CHAPTER VII
THE LOCARNO PACTS

During the spring and summer of 1925, the French, German, and British diplomats were looking for some substitute for the Geneva Protocol. Stresemann was ready to guarantee the French-Belgian frontier on condition that France and Britain gave a similar guarantee for the German frontier. This was the gist of the so-called Locarno Pacts of September 1925.
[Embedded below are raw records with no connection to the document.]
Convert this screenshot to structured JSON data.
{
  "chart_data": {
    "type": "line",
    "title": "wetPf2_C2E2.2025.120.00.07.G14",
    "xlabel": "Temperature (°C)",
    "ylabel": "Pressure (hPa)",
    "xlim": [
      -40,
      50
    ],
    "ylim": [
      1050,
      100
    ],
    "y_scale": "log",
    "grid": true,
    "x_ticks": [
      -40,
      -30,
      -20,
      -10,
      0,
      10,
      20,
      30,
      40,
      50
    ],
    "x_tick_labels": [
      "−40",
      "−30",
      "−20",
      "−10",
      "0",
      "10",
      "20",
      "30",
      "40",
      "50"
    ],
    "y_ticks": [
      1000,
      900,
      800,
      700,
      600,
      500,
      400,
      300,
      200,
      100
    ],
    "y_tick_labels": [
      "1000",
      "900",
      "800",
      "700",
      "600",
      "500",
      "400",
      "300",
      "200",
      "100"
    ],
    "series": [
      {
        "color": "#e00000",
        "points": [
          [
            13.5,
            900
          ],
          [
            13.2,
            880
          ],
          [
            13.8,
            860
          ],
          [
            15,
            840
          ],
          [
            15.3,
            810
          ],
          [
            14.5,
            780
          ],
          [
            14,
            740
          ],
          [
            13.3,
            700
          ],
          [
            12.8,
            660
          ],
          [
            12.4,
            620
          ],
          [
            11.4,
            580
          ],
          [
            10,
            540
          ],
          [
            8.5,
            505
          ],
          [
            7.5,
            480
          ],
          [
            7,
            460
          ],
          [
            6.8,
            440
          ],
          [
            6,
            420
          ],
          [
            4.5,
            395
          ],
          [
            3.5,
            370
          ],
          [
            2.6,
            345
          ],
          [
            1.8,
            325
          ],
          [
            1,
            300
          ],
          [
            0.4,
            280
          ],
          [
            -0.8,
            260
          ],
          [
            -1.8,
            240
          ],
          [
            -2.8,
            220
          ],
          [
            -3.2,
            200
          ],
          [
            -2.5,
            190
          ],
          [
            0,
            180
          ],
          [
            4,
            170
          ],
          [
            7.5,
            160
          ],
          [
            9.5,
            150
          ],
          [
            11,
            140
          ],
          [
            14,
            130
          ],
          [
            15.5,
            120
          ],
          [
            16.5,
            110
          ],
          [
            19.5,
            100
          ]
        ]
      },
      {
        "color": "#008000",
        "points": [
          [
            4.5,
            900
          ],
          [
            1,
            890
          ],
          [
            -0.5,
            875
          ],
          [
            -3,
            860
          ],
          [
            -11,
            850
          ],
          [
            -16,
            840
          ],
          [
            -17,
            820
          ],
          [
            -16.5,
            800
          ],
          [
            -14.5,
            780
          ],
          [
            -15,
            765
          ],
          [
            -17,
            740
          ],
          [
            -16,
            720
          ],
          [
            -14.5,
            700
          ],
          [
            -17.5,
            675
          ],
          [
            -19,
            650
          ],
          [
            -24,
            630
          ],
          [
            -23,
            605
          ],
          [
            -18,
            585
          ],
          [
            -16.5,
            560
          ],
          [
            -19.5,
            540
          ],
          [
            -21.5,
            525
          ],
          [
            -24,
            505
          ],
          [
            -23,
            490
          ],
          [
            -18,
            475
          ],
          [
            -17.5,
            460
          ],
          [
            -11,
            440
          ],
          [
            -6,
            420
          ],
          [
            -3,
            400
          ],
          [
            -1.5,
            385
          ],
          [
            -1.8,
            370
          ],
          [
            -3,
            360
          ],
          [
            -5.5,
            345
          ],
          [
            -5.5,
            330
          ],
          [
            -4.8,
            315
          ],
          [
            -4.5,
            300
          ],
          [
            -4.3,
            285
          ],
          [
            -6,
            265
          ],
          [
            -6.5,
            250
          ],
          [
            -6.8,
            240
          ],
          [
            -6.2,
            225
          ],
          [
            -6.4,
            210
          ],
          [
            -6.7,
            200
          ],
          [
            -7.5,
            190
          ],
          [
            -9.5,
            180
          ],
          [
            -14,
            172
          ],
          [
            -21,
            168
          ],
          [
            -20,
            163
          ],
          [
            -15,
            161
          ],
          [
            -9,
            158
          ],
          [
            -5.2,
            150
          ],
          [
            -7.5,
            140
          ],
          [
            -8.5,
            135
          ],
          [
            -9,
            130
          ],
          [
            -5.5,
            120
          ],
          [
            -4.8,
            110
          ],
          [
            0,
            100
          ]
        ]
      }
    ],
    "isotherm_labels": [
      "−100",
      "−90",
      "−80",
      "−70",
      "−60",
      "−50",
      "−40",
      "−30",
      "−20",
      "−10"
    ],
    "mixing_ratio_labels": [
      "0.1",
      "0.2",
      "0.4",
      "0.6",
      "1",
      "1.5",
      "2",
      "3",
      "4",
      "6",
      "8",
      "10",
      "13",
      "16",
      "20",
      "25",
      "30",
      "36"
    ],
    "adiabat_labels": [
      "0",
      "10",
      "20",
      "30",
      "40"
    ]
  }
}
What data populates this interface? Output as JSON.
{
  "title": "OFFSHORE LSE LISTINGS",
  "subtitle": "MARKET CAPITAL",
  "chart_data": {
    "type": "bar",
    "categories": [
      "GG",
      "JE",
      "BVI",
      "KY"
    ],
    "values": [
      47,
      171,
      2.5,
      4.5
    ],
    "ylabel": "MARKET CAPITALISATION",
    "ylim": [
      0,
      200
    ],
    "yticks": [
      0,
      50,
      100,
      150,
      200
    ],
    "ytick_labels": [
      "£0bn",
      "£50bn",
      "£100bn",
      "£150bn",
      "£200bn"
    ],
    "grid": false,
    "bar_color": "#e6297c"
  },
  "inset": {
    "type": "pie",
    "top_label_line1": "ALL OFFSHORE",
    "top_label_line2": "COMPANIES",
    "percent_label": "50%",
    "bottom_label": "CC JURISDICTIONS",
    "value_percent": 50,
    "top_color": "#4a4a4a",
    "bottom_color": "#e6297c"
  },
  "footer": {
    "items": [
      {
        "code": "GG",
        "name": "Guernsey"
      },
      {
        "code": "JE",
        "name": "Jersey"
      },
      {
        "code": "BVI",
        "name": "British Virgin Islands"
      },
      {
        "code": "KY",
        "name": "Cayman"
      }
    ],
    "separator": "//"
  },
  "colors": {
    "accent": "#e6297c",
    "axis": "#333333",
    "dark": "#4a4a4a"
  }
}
In the course of the negotiations, Mussolini endeavoured to obtain a similar guarantee for the Italian frontier at the Brenner. His attempt failed.1

As a consequence, Mussolini took no interest in the Locarno negotiations during October 1925, and the Fascist Press in Italy displayed mocking scepticism. The weekly Critica Fascista, published by Bottai, an important personage in the régime, used the following terms to describe the "Byzantine" discussions at Locarno:

"Nobody has the courage to put his finger on the wound: an inter- European understanding is a chimera and as good as impossible. The best thing is for each country to look to its own interests, forming friendships and possibly alliances with the neighbouring peoples with whom it will some day have to march. We are sure that our Government is of this opinion. The indifference with which it follows the proceedings at Locarno proves it. Mussolini has preferred to spend several days in Piedmont, where our soldiers are training, rather than in Switzerland, where diplomats are wasting their time."

____________________
1
In a speech of May 20, 1925, Mussolini said: "Not only must the Rhine frontiers be guaranteed, but those of the Brenner must also be guaranteed". In a speech to the Reichstag of February 9, 1926, Stresemann stated that the Italian Government had asked for a pact guaranteeing also the Brenner frontier. Mussolini, in a speech to the Senate on the following day, denied it: "I must deny this statement in the most formal manner. The Italian Government not only did not ask for, but scrupulously rejected, any positive suggestion of this nature, both before and after Locarno. The strongest guarantee of the Brenner is the moral and material force of the treaties and of the Italian people." In saying these words, Mussolini forgot what he had said to the same Senate in his speech of May 20, 1925. On May 28, 1926, three months after the denial of February 10, he made the following statement before the Senate: "The fact that the Brenner frontier is not guaranteed is very easily explained: the Government did not insist, because the Locarno pacts were already too complex." Would anyone who had made no request have been able not to insist? A Fascist publicist, Latinus ( L'Italia e i problemi internazionali, p. 206), states that it was the French negotiator who wished to guarantee the Brenner frontier, but Mussolini refused the offer. There is no evidence that this version has the slightest foundation. Quite the contrary, Briand, in March 1930, in discussing Franco-Italian relations with MacDonald, said: "When the arrangement had been drawn up between. Britain, Germany, Belgium and France, Italy had begged to be allowed to come in, and France had reluctantly agreed" ( Documents on British Foreign Policy:1919-39, p. 254).